DEREK SHERINIAN

Patah-Patah Mengikuti Drum

(Keyboard Metal Bagian II)

 

Newsmusik Edisi 8 / 2001Roy Aryanto

Nomor lalu kami membahas pemain keyboard Alex Starpolli. Kini giliran Derek Sherinian, keyboarder Planet-X yang ex-Dream Theater. 

Nama Derek Sherinian barangkali cukup akrab di telinga kita. Ini lantaran dia datang dari Amerika. Dan sebagai keyboarder grup Planet-X yang ex-Dream Theater, ia termasuk yang cukup banyak membantu musisi lain. Kontribusinya ada di album Alice Cooper, The Last Temptation.


Sayang, kiprahnya di album tersebut kurang menonjol. Permainannya terdengar agak 'dibatasi' dan kurang 'galak'. Terutama pada lagu-lagu cepat macam 'Sideshow' dan 'Unholy War'. Cirinya baru 'terasa' pas saat ia memainkan instrumen pada lagu 'It's Me' yang kalem.

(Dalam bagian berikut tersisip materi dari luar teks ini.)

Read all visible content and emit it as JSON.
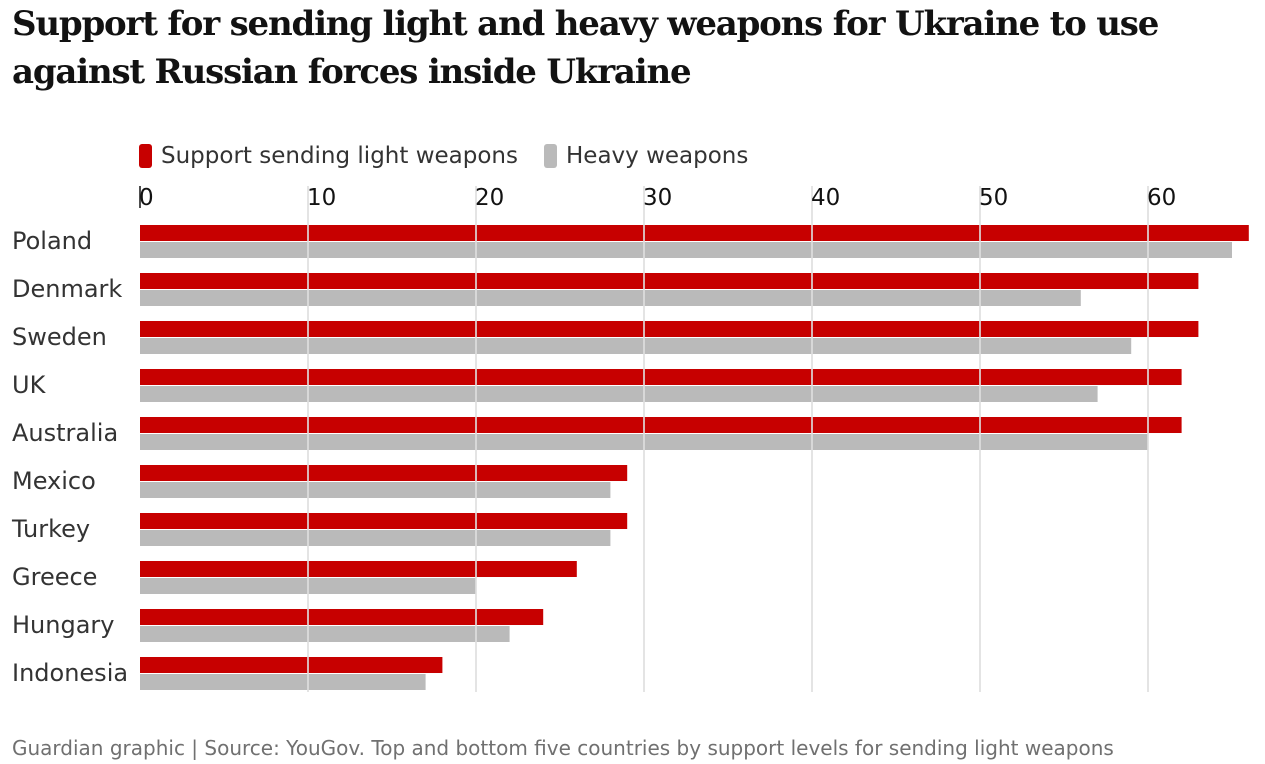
{
  "chart_data": {
    "type": "bar",
    "orientation": "horizontal",
    "title": "Support for sending light and heavy weapons for Ukraine to use against Russian forces inside Ukraine",
    "categories": [
      "Poland",
      "Denmark",
      "Sweden",
      "UK",
      "Australia",
      "Mexico",
      "Turkey",
      "Greece",
      "Hungary",
      "Indonesia"
    ],
    "series": [
      {
        "name": "Support sending light weapons",
        "color": "#c70000",
        "values": [
          66,
          63,
          63,
          62,
          62,
          29,
          29,
          26,
          24,
          18
        ]
      },
      {
        "name": "Heavy weapons",
        "color": "#bababa",
        "values": [
          65,
          56,
          59,
          57,
          60,
          28,
          28,
          20,
          22,
          17
        ]
      }
    ],
    "xlim": [
      0,
      66
    ],
    "xticks": [
      0,
      10,
      20,
      30,
      40,
      50,
      60
    ],
    "grid": true,
    "legend_position": "top",
    "xlabel": "",
    "ylabel": ""
  },
  "source": "Guardian graphic | Source: YouGov. Top and bottom five countries by support levels for sending light weapons"
}
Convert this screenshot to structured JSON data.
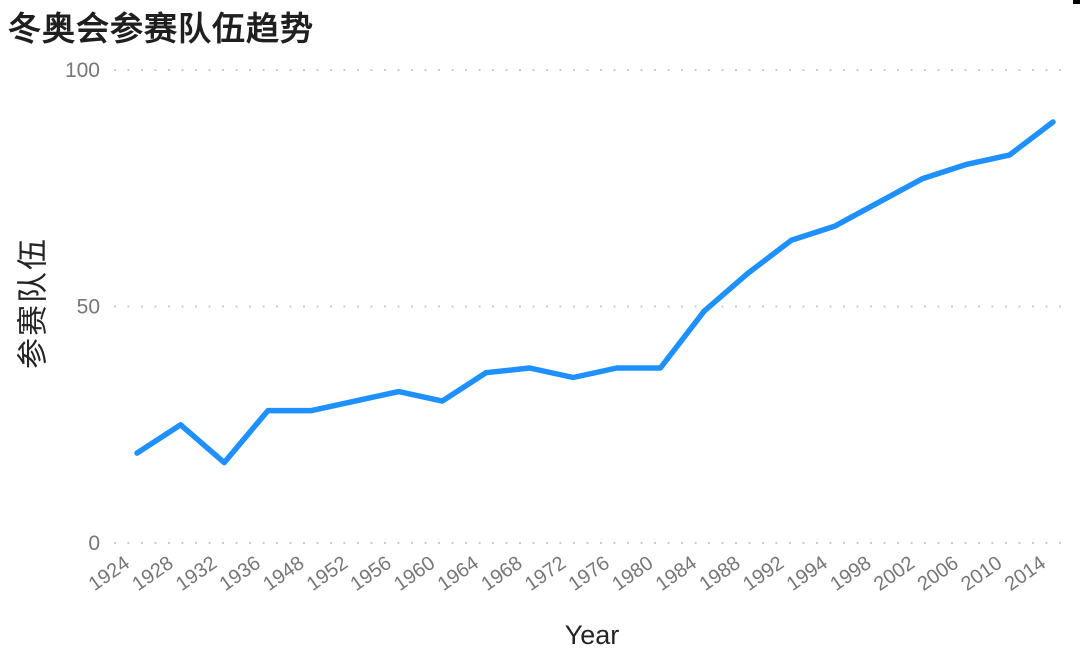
{
  "title": "冬奥会参赛队伍趋势",
  "chart_data": {
    "type": "line",
    "title": "冬奥会参赛队伍趋势",
    "xlabel": "Year",
    "ylabel": "参赛队伍",
    "categories": [
      "1924",
      "1928",
      "1932",
      "1936",
      "1948",
      "1952",
      "1956",
      "1960",
      "1964",
      "1968",
      "1972",
      "1976",
      "1980",
      "1984",
      "1988",
      "1992",
      "1994",
      "1998",
      "2002",
      "2006",
      "2010",
      "2014"
    ],
    "values": [
      19,
      25,
      17,
      28,
      28,
      30,
      32,
      30,
      36,
      37,
      35,
      37,
      37,
      49,
      57,
      64,
      67,
      72,
      77,
      80,
      82,
      89
    ],
    "series": [
      {
        "name": "参赛队伍",
        "values": [
          19,
          25,
          17,
          28,
          28,
          30,
          32,
          30,
          36,
          37,
          35,
          37,
          37,
          49,
          57,
          64,
          67,
          72,
          77,
          80,
          82,
          89
        ]
      }
    ],
    "y_ticks": [
      0,
      50,
      100
    ],
    "ylim": [
      0,
      100
    ],
    "grid": "horizontal-dotted",
    "legend": "none"
  },
  "colors": {
    "line": "#1E90FF",
    "gridline": "#CBCBCB",
    "tick_label": "#777777",
    "axis_title": "#252423",
    "chart_title": "#1F1F1F",
    "background": "#FFFFFF"
  }
}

Saat memperkuat Dream Theater, ia sempat menghasilkan tiga album. Yaitu A Change Of Seasons, Falling To Infinity dan album Live Once In A Live Time. Sedangkan bersama grup barunya ia sudah menelurkan dua album yaitu Derek Sherinian's Planet X (self tittle) dan Universe.


Pada intro lagu 'Innocence' (A Change Of Season), Derek memainkan fill yang megah dan padat walaupun pattern-nya sangat sederhana. Baru pada lagu instrumental 'The Darkest of Winters', ia memperdengarkan pattern rada 'njlimet'. Untuk kemudian mengalun lembut pada lagu 'Another World'.


Kemampuan yang sesungguhnya mungkin baru tercurah di lagu 'The Inevitable Summer.' Di mana ia memainkan pattern rumit dengan tempo tinggi. Not-notnya juga terdengar sedikit 'patah-patah' mengikuti ketukan drum. Ketukan seperti ini memang menjadi ciri khas musik progresif metal. 


Pada lagu 'Take The Time' versi live, Derek 'berdialog' dengan gitaris John Petrucci dengan riff-riff yang bersahut-sahutan. Ia kemudian mengerahkan kemampuan dalam solo piano elektrik. Di mana ia menyelipkan intro lagu 'Lines In The Sand' pada bagian awal. Sound-sound yang 'aneh' dan terkesan teatrikal juga ditampilkannya dalam solo tersebut. Semua itu makin memperkaya warna musik Dream Theater.


Masih dari versi live, permainan keyboard-nya dalam lagu 'Pull Me Under' terkesan lebih 'berisi' ketimbang versi album yang dimainkan Kevin Moore, keyboardis sebelumnya. Di sini keyboard tidak hanya mengisi fill, melainkan juga membentuk melodi lagu. Begitu pula dalam lagu 'Metropolis', yang menampilkan sound keyboard mirip suara Hammond organ yang khas. 


Derek makin menemukan jati diri saat membentuk Planet X. Di sini permainannya berkembang menjadi lebih eksperimental. Terutama lewat album Universe, di mana grup itu diperkuat gitaris kugiran Tony McAlpine. Di album kedua tersebut tampaknya ia mulai lebih 'berbagi peran' dengan pemain lain. Berbeda dengan album pertama saat ia seakan-akan tampil sebagai solois.